Institute of Integrative Biology, University of Liverpool and Institute of Ageing and Chronic Disease, University Hospital Aintree, Liverpool, Merseyside, UK.
Rheumatology (Oxford). 2015 Jan;54(1):188-93. doi: 10.1093/rheumatology/keu299. Epub 2014 Aug 13.
The aim of this study was to use whole transcriptome sequencing (RNA-Seq) of RA neutrophils to identify pre-therapy gene expression signatures that correlate with disease activity or response to TNF inhibitor (TNFi) therapy.
Neutrophils were isolated from the venous blood of RA patients (n = 20) pre-TNFi therapy and from healthy controls (n = 6). RNA was poly(A) selected and sequenced on the Illumina HiSeq 2000 platform. Reads were mapped to the human genome (hg19) using TopHat and differential expression analysis was carried out using edgeR (5% false discovery rate). Signalling pathway analysis was carried out using Ingenuity Pathway Analysis (IPA) software. IFN signalling was confirmed by western blotting for phosphorylated signal transducer and activator of transcription (STAT) proteins. Response to TNFi was measured at 12 weeks using change in the 28-item DAS (DAS28).

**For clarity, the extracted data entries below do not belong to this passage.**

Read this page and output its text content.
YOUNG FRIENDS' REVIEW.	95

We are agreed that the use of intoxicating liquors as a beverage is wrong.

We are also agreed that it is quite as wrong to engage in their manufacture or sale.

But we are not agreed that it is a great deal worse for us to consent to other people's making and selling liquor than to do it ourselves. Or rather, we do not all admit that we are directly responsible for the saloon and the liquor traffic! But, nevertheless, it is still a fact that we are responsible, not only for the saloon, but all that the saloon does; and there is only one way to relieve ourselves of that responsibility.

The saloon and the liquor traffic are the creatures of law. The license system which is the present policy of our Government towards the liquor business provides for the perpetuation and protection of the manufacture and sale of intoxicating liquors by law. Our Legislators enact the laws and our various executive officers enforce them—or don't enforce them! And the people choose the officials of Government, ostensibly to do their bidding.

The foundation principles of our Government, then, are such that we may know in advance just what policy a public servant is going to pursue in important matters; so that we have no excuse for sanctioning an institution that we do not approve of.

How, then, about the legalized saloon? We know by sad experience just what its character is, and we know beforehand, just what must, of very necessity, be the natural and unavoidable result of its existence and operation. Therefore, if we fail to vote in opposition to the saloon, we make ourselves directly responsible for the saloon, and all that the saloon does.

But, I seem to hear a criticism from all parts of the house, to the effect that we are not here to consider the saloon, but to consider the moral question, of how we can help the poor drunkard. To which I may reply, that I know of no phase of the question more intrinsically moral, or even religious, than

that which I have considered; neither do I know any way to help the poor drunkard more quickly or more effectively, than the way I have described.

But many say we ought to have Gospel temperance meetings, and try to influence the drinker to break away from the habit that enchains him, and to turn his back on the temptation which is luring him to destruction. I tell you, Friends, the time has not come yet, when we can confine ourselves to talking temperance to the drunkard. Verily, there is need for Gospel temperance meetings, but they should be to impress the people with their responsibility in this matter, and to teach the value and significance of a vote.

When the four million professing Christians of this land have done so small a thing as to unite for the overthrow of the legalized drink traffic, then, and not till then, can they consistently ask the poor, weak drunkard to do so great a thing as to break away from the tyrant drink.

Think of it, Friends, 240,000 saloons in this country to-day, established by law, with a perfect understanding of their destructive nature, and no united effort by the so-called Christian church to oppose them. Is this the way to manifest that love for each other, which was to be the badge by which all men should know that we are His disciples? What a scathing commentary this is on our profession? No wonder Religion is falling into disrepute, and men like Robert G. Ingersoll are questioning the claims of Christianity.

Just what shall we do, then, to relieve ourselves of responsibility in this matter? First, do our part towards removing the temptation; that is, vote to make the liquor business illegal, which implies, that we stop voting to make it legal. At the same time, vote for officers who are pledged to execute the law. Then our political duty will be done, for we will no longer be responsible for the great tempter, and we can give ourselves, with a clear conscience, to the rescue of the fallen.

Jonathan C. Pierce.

Pathway analysis with IPA predicted activation of IFN signalling in RA neutrophils, identifying 178 IFN-response genes regulated by IFN-α, IFN-β or IFN-γ (P < 0.01). IPA also predicted activation of STAT1, STAT2 and STAT3 transcription factors in RA neutrophils (P < 0.01), which was confirmed by western blotting. Expression of IFN-response genes was heterogeneous and patients could be categorized as IFN-high or IFN-low. Patients in the IFN-high group achieved a better response to TNFi therapy [ΔDAS28, P = 0.05, odds ratio (OR) 1.4 (95% CI 1.005, 1.950)] than patients in the IFN-low group. The level of expression of IFN-response genes (IFN score) predicted a good response [European League Against Rheumatism (EULAR) criteria] to TNFi using receiver operating characteristic curve analysis (area under the curve 0.76).
IFN-response genes are significantly up-regulated in RA neutrophils compared with healthy controls. Higher IFN-response gene expression in RA neutrophils correlates with a good response to TNFi therapy.
本研究旨在通过 RA 中性粒细胞的全转录组测序(RNA-Seq),鉴定与疾病活动或对 TNF 抑制剂(TNFi)治疗反应相关的治疗前基因表达特征。
RA 患者(n=20)在 TNFi 治疗前和健康对照者(n=6)的静脉血中分离中性粒细胞。使用 Poly(A) 选择 RNA,并在 Illumina HiSeq 2000 平台上进行测序。使用 TopHat 将读取映射到人类基因组(hg19),并使用 edgeR(5%错误发现率)进行差异表达分析。使用 IPA 软件进行信号通路分析。通过 Western 印迹法检测磷酸化信号转导和转录激活因子(STAT)蛋白来确认 IFN 信号。在 12 周时使用 28 项 DAS(DAS28)的变化来衡量 TNFi 的反应。
IPA 的通路分析预测 RA 中性粒细胞中 IFN 信号的激活,确定了 178 个受 IFN-α、IFN-β 或 IFN-γ调节的 IFN 反应基因(P<0.01)。IPA 还预测了 RA 中性粒细胞中 STAT1、STAT2 和 STAT3 转录因子的激活(P<0.01),这通过 Western 印迹法得到了证实。IFN 反应基因的表达具有异质性,患者可分为 IFN-高或 IFN-低。IFN-高组患者对 TNFi 治疗的反应更好[ΔDAS28,P=0.05,优势比(OR)1.4(95%CI 1.005,1.950)],而 IFN-低组患者则较差。使用受试者工作特征曲线分析(曲线下面积 0.76),IFN 反应基因的表达水平(IFN 评分)预测了对 TNFi 的良好反应[欧洲抗风湿病联盟(EULAR)标准]。
与健康对照者相比,RA 中性粒细胞中 IFN 反应基因显著上调。RA 中性粒细胞中更高的 IFN 反应基因表达与对 TNFi 治疗的良好反应相关。